After a hearty lunch at Florville (thanks to Mimi, the owner), we rested a little while and then spent the remainder of the afternoon at Les Amis de Jesus, an orphanage in Kenscoff where we provide our youth programming to 25 children. I know them now after my many visits to Haiti. They have grown and benefitted from the youth recreation programming. We as a service group played "Simon Says," "Red light, Green light" and other old-fashioned hand games for hours in the outdoor space of the orphanage. It was a sunny and comfortable Kenscoff day with much frivolity and the sounds of our laughter were at a crescendo the entire time we were there. In the moment and connected to the children, we helped them make hand prints and play Australian football.
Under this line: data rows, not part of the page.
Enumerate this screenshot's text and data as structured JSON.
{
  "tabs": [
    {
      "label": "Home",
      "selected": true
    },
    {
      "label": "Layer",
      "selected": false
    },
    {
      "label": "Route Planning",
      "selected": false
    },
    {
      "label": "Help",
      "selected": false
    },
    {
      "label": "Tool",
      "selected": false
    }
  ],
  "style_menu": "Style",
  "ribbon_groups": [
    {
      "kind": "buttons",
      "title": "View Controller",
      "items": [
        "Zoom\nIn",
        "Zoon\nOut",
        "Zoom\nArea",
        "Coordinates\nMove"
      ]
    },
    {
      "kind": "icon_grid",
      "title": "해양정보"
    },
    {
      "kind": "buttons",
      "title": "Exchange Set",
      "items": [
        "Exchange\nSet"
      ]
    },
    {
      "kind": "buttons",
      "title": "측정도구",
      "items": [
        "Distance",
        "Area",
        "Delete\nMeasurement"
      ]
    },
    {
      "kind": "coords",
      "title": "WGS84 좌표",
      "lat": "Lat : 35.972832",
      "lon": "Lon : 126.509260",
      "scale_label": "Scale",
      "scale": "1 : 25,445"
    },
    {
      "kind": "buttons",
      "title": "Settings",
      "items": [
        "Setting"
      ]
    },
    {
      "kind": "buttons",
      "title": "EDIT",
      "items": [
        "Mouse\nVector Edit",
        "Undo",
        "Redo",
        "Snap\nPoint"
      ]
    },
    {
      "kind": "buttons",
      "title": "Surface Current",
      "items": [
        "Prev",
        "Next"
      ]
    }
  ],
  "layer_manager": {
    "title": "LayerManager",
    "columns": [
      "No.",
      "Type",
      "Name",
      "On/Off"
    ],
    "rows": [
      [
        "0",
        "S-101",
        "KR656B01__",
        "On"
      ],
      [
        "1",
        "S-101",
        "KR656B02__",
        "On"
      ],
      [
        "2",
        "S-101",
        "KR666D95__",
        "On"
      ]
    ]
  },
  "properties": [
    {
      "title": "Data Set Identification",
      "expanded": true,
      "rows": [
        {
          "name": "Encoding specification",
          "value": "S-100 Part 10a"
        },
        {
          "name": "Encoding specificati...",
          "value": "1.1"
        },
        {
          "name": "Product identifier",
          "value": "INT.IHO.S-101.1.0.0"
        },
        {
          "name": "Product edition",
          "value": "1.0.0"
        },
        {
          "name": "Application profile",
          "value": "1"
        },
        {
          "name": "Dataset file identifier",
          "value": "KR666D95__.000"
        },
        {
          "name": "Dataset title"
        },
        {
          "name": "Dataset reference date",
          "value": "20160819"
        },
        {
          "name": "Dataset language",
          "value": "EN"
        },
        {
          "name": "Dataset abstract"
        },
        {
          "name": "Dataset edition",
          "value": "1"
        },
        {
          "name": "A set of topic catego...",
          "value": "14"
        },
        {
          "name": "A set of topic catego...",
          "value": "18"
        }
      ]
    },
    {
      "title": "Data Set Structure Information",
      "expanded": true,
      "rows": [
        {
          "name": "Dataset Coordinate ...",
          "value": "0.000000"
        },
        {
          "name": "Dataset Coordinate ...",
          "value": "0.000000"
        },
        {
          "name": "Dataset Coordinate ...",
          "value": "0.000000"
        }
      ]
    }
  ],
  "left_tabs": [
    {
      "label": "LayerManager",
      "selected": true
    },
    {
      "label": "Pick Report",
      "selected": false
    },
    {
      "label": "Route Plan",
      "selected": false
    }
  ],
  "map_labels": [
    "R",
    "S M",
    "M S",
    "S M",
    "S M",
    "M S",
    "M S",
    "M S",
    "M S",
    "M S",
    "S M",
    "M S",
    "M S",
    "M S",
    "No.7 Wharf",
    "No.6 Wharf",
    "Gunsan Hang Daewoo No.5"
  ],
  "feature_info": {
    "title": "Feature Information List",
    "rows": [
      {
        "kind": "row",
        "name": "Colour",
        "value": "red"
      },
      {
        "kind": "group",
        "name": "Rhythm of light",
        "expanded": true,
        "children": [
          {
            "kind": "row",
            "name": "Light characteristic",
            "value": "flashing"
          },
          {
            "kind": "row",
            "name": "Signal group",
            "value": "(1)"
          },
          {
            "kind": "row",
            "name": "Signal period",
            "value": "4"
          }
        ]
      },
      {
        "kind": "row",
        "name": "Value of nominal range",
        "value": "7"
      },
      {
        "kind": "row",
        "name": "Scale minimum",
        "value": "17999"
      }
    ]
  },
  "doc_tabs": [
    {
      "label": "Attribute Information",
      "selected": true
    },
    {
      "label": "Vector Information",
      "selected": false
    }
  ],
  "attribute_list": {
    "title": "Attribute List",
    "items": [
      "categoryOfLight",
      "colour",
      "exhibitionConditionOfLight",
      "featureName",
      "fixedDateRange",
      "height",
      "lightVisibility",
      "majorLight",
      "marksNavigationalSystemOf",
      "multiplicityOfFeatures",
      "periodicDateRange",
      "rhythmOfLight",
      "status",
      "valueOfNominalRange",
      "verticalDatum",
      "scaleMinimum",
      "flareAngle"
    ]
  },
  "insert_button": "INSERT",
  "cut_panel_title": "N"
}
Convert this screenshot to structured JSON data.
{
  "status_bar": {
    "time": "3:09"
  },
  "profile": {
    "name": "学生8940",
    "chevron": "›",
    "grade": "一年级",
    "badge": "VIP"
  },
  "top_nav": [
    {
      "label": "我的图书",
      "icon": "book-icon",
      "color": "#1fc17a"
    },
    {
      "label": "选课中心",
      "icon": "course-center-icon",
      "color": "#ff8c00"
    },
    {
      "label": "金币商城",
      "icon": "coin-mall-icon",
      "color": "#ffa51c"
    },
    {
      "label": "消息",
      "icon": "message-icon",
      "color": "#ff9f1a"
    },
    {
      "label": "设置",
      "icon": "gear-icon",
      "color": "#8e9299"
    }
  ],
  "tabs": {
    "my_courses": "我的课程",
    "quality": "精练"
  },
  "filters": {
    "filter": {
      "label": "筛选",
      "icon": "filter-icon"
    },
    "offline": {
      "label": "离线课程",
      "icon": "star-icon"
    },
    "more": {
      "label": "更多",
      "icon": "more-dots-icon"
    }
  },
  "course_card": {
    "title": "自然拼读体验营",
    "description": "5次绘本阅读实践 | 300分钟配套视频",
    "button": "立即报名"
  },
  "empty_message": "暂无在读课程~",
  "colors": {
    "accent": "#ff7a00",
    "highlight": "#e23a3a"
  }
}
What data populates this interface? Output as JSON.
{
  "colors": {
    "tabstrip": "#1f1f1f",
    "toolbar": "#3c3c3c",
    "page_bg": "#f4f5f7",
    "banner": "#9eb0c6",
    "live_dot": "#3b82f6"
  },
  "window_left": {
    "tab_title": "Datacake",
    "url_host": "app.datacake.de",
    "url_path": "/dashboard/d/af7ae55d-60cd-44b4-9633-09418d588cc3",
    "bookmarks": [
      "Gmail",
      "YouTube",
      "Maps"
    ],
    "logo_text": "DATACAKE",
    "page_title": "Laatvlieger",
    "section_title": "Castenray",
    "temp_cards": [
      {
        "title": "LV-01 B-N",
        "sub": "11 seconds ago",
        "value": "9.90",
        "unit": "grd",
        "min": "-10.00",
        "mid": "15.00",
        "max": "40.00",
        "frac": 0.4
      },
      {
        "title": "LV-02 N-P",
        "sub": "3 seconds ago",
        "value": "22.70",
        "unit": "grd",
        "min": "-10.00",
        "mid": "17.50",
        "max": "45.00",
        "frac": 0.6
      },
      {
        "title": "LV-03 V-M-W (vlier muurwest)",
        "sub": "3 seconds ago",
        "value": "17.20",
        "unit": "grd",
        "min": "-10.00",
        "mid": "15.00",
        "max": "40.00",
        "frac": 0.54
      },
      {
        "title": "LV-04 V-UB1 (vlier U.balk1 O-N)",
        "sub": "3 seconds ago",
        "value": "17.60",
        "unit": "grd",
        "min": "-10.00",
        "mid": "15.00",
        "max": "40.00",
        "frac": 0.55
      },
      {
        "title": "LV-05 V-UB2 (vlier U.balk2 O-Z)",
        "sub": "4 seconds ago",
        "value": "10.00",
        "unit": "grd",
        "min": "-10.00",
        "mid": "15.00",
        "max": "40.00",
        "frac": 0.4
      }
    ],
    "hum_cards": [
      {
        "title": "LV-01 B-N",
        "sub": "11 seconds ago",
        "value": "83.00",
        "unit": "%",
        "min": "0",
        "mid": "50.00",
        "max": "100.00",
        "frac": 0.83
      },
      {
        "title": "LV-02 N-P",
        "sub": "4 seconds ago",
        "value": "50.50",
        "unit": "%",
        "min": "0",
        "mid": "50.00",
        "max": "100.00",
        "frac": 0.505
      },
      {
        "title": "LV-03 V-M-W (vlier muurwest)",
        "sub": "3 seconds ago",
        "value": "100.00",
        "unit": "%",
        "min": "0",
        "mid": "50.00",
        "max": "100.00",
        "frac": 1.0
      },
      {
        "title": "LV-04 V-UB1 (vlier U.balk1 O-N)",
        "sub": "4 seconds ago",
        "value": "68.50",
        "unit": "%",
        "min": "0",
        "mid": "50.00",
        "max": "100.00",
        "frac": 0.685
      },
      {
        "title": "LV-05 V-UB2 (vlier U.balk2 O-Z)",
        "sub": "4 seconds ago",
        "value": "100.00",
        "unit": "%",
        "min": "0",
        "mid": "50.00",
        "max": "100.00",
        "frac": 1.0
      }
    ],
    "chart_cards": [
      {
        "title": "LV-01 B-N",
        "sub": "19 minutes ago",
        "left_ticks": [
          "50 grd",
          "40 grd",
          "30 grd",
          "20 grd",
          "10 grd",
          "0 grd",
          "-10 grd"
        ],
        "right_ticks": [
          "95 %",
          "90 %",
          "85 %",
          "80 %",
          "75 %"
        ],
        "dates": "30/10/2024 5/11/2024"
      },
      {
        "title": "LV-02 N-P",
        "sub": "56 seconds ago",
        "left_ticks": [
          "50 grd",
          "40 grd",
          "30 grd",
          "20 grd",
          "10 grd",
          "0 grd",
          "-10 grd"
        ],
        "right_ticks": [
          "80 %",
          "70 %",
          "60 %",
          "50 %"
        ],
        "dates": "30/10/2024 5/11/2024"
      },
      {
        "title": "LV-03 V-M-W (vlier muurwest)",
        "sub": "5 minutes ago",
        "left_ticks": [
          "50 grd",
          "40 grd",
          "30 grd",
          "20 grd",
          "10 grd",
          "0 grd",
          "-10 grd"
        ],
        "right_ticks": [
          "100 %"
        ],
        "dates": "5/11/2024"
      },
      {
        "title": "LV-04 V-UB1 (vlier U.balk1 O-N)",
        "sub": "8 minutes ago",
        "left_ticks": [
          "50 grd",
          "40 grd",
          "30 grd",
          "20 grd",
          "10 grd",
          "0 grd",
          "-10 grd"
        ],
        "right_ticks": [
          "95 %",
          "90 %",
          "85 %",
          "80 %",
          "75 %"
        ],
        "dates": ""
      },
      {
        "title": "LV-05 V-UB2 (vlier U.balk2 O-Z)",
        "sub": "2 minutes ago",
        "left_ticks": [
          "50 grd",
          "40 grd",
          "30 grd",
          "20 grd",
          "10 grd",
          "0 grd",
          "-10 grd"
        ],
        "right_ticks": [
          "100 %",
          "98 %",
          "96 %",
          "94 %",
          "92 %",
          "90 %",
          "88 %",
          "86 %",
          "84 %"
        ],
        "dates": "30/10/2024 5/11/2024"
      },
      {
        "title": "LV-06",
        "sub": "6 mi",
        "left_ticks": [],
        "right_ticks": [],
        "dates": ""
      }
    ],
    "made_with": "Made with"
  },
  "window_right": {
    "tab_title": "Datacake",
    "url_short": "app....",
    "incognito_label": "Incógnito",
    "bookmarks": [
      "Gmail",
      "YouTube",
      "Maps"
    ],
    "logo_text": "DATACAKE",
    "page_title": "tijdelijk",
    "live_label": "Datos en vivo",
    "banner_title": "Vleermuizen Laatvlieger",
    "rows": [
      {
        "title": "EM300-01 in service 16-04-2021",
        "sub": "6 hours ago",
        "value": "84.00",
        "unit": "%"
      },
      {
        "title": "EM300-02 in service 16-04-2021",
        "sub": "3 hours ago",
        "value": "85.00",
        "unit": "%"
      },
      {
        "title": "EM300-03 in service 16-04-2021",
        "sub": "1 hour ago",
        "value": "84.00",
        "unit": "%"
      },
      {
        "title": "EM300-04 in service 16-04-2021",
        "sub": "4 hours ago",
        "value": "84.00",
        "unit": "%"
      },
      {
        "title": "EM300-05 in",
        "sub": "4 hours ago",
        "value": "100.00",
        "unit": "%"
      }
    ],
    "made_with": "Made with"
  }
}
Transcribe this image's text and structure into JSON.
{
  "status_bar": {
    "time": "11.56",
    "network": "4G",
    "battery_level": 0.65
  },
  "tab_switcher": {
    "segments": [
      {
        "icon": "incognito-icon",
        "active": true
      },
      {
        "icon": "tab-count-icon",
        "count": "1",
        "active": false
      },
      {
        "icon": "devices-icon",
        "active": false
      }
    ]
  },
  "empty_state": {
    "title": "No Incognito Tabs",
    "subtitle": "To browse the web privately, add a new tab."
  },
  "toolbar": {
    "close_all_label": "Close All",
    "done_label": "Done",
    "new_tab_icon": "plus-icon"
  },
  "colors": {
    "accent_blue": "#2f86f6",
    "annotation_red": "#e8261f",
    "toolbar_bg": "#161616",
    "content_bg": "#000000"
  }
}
Afterwards, we were happy to sit and snuggle with them as they watched themselves on our cameras and iPhones.
Wadley, who was severely depressed and featured in my blogs in January and March, was now a chatter box, smiling and freely loving us and allowing us to love him. I found his mother working hard, helping to take care of the orphanage by doing chores in the back of the building. She was almost unrecognizable...now completely secure in her role at the orphanage as her boys thrived in the supportive environment and were becoming the boys they were destined to be. This transformation made me cry with pride for the work of the WWO youth corps here in Kenscoff.
We hiked a back way to the road to Belle Coeur following Djimy, one of our accomplished youth. We discovered rushing water and fields of plantings; and we played on the grassy narrow trail like campers. I felt free and easy, but mostly I was filled with satisfaction about how the vision has been brought to fruition here in Haiti. I am grateful for the leadership of Melissa Willock, our Country Manager, who has translated the mission and vision of WWO with perfection. Her leadership style has allowed her to accomplish challenging goals in a very short amount of time. She is a miracle worker.
We leave today with amazing memories of four days of camaraderie and self-discovery. I travel frequently to the countries of WWO and am in awe of the work. I find myself inspired by the children who we serve. I am especially appreciative and proud of the service work of the Australians this week. Thanks to Martin Storm, Sandra Storm and their children, Jacob, Scala, and Juliet and family members, Nicole Ferguson and Graham Griffiths. Please come back to Haiti.